Quanto costeranno i dazi Usa: «Dieci volte le tasse di oggi. Perché Meloni esulta?»


Giampaolo Galli, direttore scientifico dell’Osservatorio sui conti pubblici della Cattolica, in un’intervista a Repubblica dice che i dazi Usa costeranno alle imprese italiane dieci volte il livello di oggi. E che per questo non capisce «l’entusiasmo della premier Meloni e dei ministri Giorgetti e ora anche Urso, per l’accordo sui dazi al 10%». Emanuele Orsini, presidente di Confindustria, dice invece al Corriere della Sera che «rischiamo di perdere 20 miliardi export e 118 mila posti di lavoro».
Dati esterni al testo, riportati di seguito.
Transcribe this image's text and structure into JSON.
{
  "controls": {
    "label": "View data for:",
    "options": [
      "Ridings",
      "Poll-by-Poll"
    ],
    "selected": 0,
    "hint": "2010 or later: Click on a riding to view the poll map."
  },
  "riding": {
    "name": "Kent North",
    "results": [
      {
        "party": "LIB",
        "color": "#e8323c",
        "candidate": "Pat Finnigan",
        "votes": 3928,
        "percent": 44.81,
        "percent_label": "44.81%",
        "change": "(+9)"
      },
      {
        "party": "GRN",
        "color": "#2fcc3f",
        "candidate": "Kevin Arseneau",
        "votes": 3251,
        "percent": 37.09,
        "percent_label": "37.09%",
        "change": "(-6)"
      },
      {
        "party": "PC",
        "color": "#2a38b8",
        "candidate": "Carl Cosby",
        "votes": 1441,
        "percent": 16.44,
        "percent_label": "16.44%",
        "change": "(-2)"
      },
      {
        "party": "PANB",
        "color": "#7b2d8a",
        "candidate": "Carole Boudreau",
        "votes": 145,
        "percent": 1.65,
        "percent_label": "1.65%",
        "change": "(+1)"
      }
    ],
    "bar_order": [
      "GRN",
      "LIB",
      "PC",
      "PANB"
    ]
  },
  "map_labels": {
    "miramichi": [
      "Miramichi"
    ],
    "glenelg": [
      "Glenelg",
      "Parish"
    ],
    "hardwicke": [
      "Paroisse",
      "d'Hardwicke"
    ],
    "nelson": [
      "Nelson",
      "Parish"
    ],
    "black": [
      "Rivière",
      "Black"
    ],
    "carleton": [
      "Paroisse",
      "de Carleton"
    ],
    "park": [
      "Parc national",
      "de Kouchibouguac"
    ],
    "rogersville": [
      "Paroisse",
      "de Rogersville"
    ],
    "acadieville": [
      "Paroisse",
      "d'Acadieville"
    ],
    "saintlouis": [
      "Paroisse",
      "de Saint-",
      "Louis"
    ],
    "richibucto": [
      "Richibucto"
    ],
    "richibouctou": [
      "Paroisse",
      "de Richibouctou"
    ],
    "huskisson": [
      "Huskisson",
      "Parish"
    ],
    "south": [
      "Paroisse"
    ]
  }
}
L’accordo sui dazi tra Usa e Ue
Il principio di accordo sui dazi tra Usa e Ue, secondo Galli, non è per nulla convincente: «Nel 2024 gli esportatori americani in Europa hanno pagato, come media di tutti i dazi, l’1% secondo la Banca Mondiale. Chi invece ha esportato in America il 2%. Comunque una bella differenza con il 10%». E spiega: «Va bene che è il presidente degli Stati Uniti. Ma nei manuali di pedagogia c’è scritto che di fronte a un bullo non bisogna subito battersela con la coda fra le gambe. La penalizzazione c’è e anche pesante, come provano le simulazioni dei think-tank. L’Ispi calcola che con i dazi al 10% l’Italia perderà lo 0,1% di Pil, e parliamo di un Paese che crescerà, dice l’Istat, dello 0,6%. Certo, i dazi al 50% spazzerebbero via l’intera crescita, e di grandezze simili si parla anche per l’Ue».
L’impatto
Orsini invece spiega: «Se dicessi che sono sostenibili sottovaluterei l’impatto. Rappresentiamo la realtà in modo corretto: qui non si sta parlando di dazi al 10% ma al 23,5. Dobbiamo tenere conto infatti anche della svalutazione del dollaro, pari al 13,5% rispetto all’insediamento di Trump. Un prodotto che un anno fa un’impresa italiana vendeva negli Usa a 100 oggi al nostro cliente americano costa 123». Ma c’è un problema: «L’Italia non esporta solo prodotti di lusso, con una domanda poco sensibile al prezzo: esportiamo soprattutto macchinari, mezzi di trasporto, pelletteria… non si può semplificare troppo».
L’inflazione
Per quanto riguarda l’inflazione, aggiunge Galli, «nasta la matematica. Le esportazioni europee in America secondo Eurostat sono pari a 500 miliardi di dollari, il 2% del Pil Usa. La nuova tassa (i dazi), se pagata dai consumatori americani com’è certo, aumenta del 10% questo 2%. Ciò significa un aggravio dei costi al consumo, l’inflazione, dello 0,2%. È la differenza fra un ribasso o no della Fed. Quanto all’Italia, è istruttivo lo scenario del Centro studi economia reale. Considera, è vero, i dazi al 20% ma dà un’idea delle dimensioni del problema: nel biennio 2025-26 sono due punti in più».